When a solution is submitted, we use axe-core to run an automated audit of your code.

This picks out common accessibility issues like not using semantic HTML and not having proper heading hierarchies, among others.

This automated audit is fairly surface level, so we encourage to you review the project and code in more detail with accessibility best practices in mind.

How does the CSS report work?

When a solution is submitted, we use stylelint to run an automated check on the CSS code.

We've added some of our own linting rules based on recommended best practices. These rules are prefixed with frontend-mentor/ which you'll see at the top of each issue in the report.

The report will audit all CSS, SCSS and Less files in your repository.
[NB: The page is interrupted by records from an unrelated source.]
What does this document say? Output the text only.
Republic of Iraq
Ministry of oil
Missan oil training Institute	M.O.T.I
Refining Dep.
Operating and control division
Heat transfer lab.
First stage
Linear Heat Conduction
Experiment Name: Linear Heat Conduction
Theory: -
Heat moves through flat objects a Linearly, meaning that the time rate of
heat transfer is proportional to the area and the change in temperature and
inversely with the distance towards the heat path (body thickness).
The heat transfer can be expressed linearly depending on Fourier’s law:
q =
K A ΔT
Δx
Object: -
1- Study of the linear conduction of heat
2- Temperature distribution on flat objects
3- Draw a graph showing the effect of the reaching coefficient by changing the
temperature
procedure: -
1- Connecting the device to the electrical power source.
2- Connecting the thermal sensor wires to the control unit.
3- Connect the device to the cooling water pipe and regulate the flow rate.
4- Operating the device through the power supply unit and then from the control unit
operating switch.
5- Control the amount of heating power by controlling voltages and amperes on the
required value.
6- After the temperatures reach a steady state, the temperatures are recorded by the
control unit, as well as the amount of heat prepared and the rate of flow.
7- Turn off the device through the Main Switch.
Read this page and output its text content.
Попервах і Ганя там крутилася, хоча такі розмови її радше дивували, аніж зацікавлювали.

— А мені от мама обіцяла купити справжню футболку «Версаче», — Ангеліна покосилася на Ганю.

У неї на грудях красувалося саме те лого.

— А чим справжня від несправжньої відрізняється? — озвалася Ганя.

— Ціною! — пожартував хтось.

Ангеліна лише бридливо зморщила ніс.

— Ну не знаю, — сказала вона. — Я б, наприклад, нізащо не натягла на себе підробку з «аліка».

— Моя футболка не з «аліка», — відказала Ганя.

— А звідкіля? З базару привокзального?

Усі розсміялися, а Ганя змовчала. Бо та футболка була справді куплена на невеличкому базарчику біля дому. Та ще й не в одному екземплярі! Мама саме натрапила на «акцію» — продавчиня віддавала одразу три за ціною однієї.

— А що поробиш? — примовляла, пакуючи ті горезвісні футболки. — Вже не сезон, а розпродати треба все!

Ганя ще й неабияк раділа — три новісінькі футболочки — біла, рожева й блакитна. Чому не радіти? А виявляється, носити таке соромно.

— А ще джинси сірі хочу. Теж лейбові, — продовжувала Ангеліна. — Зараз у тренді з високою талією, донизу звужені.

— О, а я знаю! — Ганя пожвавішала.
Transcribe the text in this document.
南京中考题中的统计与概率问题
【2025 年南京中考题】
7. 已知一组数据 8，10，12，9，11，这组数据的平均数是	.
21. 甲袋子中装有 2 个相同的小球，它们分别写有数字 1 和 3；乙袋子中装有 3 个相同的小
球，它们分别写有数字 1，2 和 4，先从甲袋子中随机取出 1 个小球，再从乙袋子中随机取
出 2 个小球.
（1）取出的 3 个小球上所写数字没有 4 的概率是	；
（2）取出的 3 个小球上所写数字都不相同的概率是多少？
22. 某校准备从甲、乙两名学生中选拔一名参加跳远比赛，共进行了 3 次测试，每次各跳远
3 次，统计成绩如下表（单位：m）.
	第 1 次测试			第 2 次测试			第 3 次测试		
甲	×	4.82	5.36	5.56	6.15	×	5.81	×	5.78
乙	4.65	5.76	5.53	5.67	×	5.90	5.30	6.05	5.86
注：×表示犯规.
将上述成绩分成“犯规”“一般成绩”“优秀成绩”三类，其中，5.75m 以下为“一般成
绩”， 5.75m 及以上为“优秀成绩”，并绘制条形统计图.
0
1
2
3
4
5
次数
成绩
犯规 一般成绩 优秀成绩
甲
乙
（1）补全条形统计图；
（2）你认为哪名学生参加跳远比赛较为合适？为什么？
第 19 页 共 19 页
How does the HTML validation report work?

When a solution is submitted, we use html-validate to run an automated check on the HTML code.

The report picks out common HTML issues such as not using headings within section elements and incorrect nesting of elements, among others.

Note that the report can pick up “invalid” attributes, which some frameworks automatically add to the HTML. These attributes are crucial for how the frameworks function, although they’re technically not valid HTML. As such, some projects can show up with many HTML validation errors, which are benign and are a necessary part of the framework.

How does the JavaScript validation report work?

When a solution is submitted, we use eslint to run an automated check on the JavaScript code.

The report picks out common JavaScript issues such as not using semicolons and using var instead of let or const, among others.

The report will audit all JS and JSX files in your repository. We currently do not support Typescript or other frontend frameworks.